This skin-lightening product contains far too many problematic ingredients to earn a recommendation. Things start off badly with alcohol as the second ingredient (which causes free-radical damage and other problems), and the only skin-lightening ingredient (ascorbyl glucoside, a form of vitamin C) of note is likely present in an amount too low for it to improve dark spots. Even if the vitamin C content were greater, the alcohol is a deal-breaker (see More Info to find out why).
Adding to the problem with alcohol mentioned above is the inclusion of several fragrance ingredients known to cause irritation; it’s almost a “who’s who” of every problematic fragrance ingredient known! See More Info to learn why daily use of highly fragranced products is bad for all skin types.
The formula contains some mineral pigments (mica and titanium dioxide) for shine and a subtle brightening effect, but this visual trick is strictly cosmetic; it cannot improve dark spots.
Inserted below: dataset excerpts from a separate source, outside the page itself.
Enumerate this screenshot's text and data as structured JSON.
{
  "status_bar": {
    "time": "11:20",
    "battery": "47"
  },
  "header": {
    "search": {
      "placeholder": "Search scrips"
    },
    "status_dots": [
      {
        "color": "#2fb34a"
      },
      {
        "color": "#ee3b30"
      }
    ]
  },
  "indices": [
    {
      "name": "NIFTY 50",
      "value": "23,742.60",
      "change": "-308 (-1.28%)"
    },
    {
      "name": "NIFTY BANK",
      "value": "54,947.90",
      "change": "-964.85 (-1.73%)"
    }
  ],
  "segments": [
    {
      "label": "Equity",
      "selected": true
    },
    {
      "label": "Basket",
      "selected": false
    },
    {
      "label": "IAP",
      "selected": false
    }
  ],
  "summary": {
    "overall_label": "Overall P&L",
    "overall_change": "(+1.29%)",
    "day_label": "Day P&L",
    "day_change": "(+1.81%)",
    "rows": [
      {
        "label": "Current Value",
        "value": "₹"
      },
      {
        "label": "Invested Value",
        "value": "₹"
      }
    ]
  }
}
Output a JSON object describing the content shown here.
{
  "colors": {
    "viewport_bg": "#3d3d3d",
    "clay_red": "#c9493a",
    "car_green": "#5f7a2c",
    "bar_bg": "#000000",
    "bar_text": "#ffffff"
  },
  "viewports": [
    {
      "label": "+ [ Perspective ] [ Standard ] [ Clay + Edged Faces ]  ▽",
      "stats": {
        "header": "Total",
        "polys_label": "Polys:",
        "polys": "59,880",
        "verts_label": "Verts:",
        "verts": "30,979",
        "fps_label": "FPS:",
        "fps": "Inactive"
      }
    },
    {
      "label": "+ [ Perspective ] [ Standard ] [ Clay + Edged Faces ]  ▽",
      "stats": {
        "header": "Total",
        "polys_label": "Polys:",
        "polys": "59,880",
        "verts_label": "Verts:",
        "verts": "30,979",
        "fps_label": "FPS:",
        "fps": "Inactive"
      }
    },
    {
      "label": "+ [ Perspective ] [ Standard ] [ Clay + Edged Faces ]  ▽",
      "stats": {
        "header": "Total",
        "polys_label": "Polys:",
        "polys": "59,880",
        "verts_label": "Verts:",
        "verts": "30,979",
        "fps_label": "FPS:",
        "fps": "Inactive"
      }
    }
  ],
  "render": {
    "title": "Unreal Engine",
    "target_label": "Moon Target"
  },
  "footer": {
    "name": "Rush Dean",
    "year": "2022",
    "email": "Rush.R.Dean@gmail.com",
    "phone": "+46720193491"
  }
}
Last, the amount of salicylic acid is likely too low for it to function as an exfoliant—and even if it were present at a 1% concentration, this product’s pH is too high for exfoliation to occur.
One more point, Biotherm’s claims and advertised ingredients would lead you to believe their products are all about natural formulations, and that is absolutely not the case. These products are steeped in synthetics, some that are great for skin, but also some that are definitely problematic.
- High amount of alcohol causes irritation that is the opposite of anti-aging.
- Although the form of vitamin C included is good, the amount is likely too low to improve brown spots.
- The amount of salicylic acid is likely too low for it to exfoliate, and the pH is not within range for exfoliation to occur.
- Contains numerous fragrance ingredients known to cause irritation.
Alcohol in Skin-Care Products
Alcohol in skin-care products causes dryness and free-radical damage, and impairs the skin’s ability to heal. The irritation it causes damages healthy collagen production and can stimulate oil production at the base of the pore, making oily skin worse (Sources: “Skin Care—From the Inside Out and Outside In,”Tufts Daily, April 1, 2002; eMedicine Journal, May 8, 2002, volume 3, number 5, www.emedicine.com; Cutis, February 2001, pages 25–27; Contact Dermatitis, January 1996, pages 12–16; and http://pubs.niaaa.nih.gov/publications/arh27-4/277-284.htm).
Irritation From Fragrance and Fragrant Oils
Daily use of products that contain a high amount of fragrance, whether the fragrant ingredients are synthetic or natural, causes chronic irritation that can damage healthy collagen production, lead to or worsen dryness, and impair your skin’s ability to heal. Fragrance-free is the best way to go for all skin types. If fragrance in your skin-care products is important to you, it should be a very low amount to minimize the risk to your skin (Sources: Inflammation Research, December 2008, pages 558–563; Skin Pharmacology and Physiology, June 2008, pages 124–135, and November-December 2000, pages 358–371; Journal of Investigative Dermatology, April 2008, pages 15–19; Journal of Cosmetic Dermatology, March 2008, pages 78–82; Mechanisms of Ageing and Development, January 2007, pages 92–105; and British Journal of Dermatology, December 2005, pages S13–S22).